The first 6 pictures are "before." I set out a Keep Box, a trash bag, and a Sell box.
Let's just say I didn't play by all the rules, but I did what my priorities dictated. The Project Simplify "hot spot" for week 3 was toys and kids' clothes. My youngest (the only "kid-kid") simply doesn't have many clothes to deal with. Easy. He's good at folding clothes, and he likes to organize, so getting his dresser in order was a cinch. Didn't take pictures of it.
The toys needed the concentrated effort, though. Joel doesn't have a lot of different toys (on purpose) but what he has sure did need " a going through." There was no good reason to keep toys in plain view when we have plenty of behind-door storage in our family room's entertainment unit.

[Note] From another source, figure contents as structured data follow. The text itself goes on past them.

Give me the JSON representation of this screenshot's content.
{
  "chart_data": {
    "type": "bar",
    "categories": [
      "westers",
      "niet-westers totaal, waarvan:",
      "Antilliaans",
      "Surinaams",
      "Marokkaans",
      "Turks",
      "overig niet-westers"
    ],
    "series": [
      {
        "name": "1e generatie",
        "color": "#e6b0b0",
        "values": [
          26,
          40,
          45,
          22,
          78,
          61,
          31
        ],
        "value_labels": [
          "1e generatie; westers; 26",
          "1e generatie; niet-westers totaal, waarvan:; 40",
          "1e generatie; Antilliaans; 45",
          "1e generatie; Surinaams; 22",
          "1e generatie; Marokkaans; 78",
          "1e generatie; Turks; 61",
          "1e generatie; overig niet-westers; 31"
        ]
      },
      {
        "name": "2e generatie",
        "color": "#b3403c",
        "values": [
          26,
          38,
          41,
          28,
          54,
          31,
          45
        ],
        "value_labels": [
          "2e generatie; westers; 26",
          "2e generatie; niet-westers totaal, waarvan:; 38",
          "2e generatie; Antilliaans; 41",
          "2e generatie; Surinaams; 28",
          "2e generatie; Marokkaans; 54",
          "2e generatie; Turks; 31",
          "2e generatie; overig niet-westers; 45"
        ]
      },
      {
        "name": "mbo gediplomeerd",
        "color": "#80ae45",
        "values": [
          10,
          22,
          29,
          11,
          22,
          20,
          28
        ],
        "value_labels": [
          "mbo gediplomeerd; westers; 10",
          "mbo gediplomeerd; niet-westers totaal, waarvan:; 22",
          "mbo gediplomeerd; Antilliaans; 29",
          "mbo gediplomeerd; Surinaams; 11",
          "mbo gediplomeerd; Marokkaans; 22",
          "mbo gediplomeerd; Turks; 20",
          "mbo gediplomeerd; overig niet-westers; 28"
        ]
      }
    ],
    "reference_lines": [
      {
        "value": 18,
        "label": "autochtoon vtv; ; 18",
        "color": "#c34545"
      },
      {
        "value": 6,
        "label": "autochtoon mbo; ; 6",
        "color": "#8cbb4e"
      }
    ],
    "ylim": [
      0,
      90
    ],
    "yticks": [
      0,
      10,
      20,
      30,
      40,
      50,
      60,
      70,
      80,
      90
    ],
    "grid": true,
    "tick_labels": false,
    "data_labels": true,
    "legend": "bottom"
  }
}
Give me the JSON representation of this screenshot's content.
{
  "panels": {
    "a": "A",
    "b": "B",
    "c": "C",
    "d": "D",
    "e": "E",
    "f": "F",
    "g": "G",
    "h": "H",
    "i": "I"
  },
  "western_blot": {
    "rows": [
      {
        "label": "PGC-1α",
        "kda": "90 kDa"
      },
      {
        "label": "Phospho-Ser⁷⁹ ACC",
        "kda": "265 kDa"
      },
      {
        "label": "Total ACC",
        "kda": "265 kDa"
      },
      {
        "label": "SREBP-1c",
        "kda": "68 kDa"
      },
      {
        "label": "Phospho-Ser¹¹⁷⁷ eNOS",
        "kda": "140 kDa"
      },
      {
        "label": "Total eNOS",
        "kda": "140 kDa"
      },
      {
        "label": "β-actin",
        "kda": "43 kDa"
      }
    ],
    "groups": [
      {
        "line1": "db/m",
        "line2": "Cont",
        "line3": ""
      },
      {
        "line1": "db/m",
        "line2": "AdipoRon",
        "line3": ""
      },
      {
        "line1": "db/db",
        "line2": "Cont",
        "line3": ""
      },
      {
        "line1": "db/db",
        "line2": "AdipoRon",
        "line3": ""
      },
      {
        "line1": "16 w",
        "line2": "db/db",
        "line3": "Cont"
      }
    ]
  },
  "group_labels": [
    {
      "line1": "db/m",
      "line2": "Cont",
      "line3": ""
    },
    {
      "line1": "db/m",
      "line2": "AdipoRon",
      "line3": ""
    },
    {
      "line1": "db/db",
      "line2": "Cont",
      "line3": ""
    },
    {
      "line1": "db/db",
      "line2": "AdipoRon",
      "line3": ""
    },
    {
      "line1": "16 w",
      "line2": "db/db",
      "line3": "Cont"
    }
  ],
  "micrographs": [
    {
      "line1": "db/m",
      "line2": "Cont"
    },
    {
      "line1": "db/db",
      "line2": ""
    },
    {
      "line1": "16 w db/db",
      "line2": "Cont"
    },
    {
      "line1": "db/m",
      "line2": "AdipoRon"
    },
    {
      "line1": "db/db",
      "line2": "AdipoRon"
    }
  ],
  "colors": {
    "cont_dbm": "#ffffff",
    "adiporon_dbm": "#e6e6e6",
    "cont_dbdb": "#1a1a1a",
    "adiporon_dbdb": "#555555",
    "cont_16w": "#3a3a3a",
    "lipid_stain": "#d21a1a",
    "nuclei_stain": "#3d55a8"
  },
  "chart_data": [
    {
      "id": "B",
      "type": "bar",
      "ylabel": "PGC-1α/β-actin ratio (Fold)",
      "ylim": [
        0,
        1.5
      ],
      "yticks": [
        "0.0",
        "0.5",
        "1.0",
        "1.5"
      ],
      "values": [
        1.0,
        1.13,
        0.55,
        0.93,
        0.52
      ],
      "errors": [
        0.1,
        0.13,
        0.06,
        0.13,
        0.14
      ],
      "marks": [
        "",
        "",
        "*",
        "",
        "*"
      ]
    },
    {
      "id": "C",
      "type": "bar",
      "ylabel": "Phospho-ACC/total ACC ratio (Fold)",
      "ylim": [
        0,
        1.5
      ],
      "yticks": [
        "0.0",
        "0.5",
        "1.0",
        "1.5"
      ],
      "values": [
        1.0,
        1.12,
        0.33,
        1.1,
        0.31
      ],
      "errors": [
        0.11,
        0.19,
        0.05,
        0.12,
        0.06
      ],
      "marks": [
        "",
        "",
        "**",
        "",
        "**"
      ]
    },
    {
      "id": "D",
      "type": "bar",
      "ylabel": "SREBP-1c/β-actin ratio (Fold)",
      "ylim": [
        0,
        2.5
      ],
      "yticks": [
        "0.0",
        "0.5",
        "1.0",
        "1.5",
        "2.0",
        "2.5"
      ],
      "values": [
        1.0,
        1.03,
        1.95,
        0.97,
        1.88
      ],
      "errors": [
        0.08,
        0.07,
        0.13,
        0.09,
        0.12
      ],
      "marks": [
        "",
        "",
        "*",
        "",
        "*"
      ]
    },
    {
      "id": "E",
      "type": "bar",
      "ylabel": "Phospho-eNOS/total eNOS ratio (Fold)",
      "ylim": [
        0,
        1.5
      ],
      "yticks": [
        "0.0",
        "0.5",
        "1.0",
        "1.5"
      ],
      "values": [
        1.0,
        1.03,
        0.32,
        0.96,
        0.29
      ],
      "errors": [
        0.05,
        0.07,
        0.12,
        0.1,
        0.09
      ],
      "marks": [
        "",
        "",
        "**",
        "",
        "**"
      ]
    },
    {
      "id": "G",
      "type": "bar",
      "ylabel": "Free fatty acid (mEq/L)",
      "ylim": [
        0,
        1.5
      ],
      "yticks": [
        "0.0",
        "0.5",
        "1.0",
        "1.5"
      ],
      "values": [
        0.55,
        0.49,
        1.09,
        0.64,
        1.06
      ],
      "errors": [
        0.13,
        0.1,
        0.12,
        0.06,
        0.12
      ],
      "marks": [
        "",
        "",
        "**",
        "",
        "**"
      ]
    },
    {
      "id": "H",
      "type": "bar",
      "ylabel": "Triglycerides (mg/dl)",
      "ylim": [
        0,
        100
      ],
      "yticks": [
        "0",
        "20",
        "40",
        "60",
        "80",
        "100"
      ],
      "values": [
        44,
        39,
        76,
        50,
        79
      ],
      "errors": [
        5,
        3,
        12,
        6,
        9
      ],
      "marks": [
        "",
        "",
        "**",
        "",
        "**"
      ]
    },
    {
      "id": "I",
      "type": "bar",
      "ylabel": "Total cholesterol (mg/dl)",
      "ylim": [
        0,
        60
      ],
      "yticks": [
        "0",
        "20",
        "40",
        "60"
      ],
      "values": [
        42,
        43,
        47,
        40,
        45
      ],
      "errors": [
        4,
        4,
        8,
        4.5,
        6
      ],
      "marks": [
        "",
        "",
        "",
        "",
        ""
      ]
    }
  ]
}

I was pleased with the progress and the results. I was probably more pleased with the process, honestly. As a mom, what I noticed was growth in my youngest son's ability to part with things. He's a 9-year-old "saver". He's the kid who has begged me to save bottle caps, soda can tops, gum wrappers, cereal boxes, inch-long pencils, you name it, because "I can make something with it, Mom!" Well, I applaud the creative intentions, but the reality is, his junk sits there in a drawer looking like bottle caps, gum wrappers, and useless pencils, not something that the Smithsonian is gonna pay us for. So I generally put an immediate halt to his "collections." He is allowed to collect coins with his Dad, and I don't throw out Legos (except...shh..a few now and then). If he were a poor child, I probably would let him save that crap, but if he doesn't have an immediate plan for something, out it goes. I make him sit and do the art creation or throw out the "goods"! I don't want him to have to break a hoarding habit when he's an adult, no matter how well he could justify it in the name of creativity. The truth is, creative juices flow better in clear, orderly space. If I can spare him half the misery I've endured by "collecting" stuff, I will. I have been handicapped in this area my whole life, and only in the past couple years have I started finding freedom in really letting go.
Anyway, on Monday, I said, "We'll work for 30 minutes, starting with the stuff behind this door, then work to the right. Throw away obvious trash, anything missing parts or pieces or can't be sold. The first section will be for your finished Lego creations." He sorted through Legos by color and used his Lego storage tower to organize pieces. I kept my promise by letting him quit after 30 minutes, and he declared, "That was easier than I thought, Mom!" --smile---
I dusted, made labels, and rearranged stuff. My plan was to put within easier reach the toys and art supplies that younger kids use when they visit. *Art supplies that won't ruin anything, mind you, if accidentally "discovered.")
The only cats we'll ever own are in this drawer.
I like his creative "Guns" label.
Plenty of space, yes ?
We worked 3 hours together in sum last week, and ended up with clean, organized, decluttered spaces. The toys can breathe again.